In an unprecedented wave of migration last year, 1.3 million people reached the EU and most ignored legal restrictions, trekking from the Mediterranean coast to apply for asylum in wealthy Germany, prompting some EU countries to suspend the Schengen system that allows free passage between most EU states.
"The changes will create a genuine common asylum procedure," said EU Migration Commissioner Dimitris Avramopoulos. "At the same time, we set clear obligations and duties for asylum seekers to prevent secondary movements and abuse of procedures."
The proposal would standardise refugee reception facilities across the bloc and unify the level of state support they can get, setting common rules on residence permits, travel papers, access to jobs, schools, social welfare and healthcare.
It would grant prospective refugees swifter rights to work but also put more obligations on them, meaning if they do not effectively cooperate with the authorities or head to an EU state of their choice rather than staying put, their asylum application could be jeopardised.
The five-year waiting period after which refugees are eligible for long-term residence would be restarted if they move from their designated country, the Commission said.
The plan, which will now be reviewed by national governments and the European Parliament, comes after the Commission proposed in May a system for distributing asylum seekers around the bloc, an idea that angered eastern EU states which refuse to take in refugees.
Only 3,056 people have so far been relocated under the scheme that was meant for 160,000 people, the Commission said. Hungary and Slovakia have challenged the quotas for receiving asylum-seekers in the courts.
Asked whether Brussels would punish countries, that also include Poland and the Czech Republic, for not complying with the relocation quotas, Avramopoulos said: "Were not here to punish, we are here to persuade. But if this persuasion doesn't succeed, then yes, we're thinking of doing that. But we're not there yet."
Last year's record arrivals triggered bitter political disputes in the EU, where the wealthier states that ended up hosting most of the people accused the newer members in the east of showing no solidarity.

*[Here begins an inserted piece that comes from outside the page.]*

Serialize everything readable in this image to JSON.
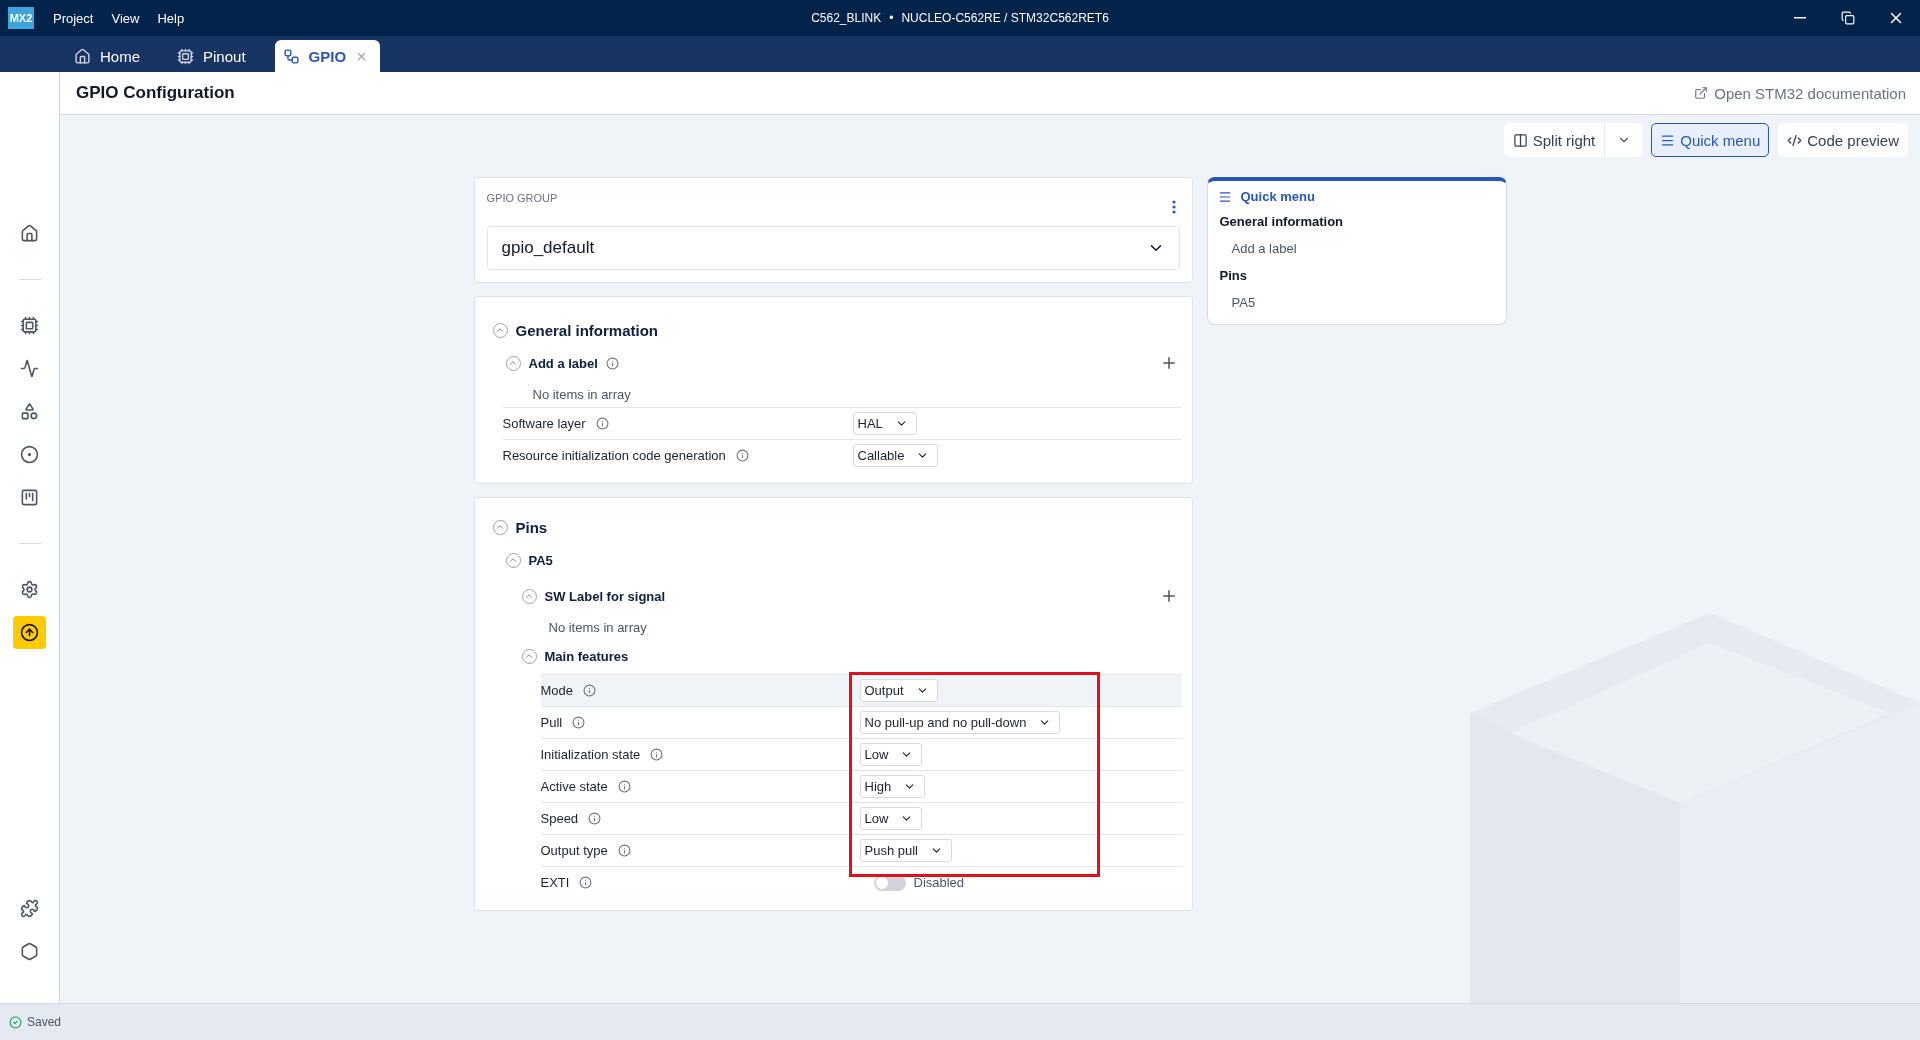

A deal with Turkey in March has since cut the arrivals to Greece to a trickle but has prompted concerns about human rights.
Unlike the Turkey route, however, which mainly brought Syrians and other people with a strong cases for asylum into Europe, the bloc is now worried over a rise in arrivals from Africa through Libya. Most people on that route do not qualify for asylum and, under the EU rules, should be sent back.
The Commission wants to draw up lists of "safe countries" outside the bloc, which would help EU states return people, after Athens' refusal to recognise Turkey as such a place hindered deportations from the Greek islands back to Turkey.
To discourage chaotic flows by facilitating legal migration, the Commission also proposed an EU-wide system for resettlement directly from refugee camps. It said Brussels would pay 10,000 euros for each person EU states bring in.
But Slovakia, the current holder of the EU's rotating presidency, was sceptical on chances for unified asylum system.
"We can only talk about real burden-sharing when the quality of life is the same in all EU states," said Bernard Priecel, head of Slovakia's migration service. "Otherwise we will always have secondary movements. How can you force them to stay?"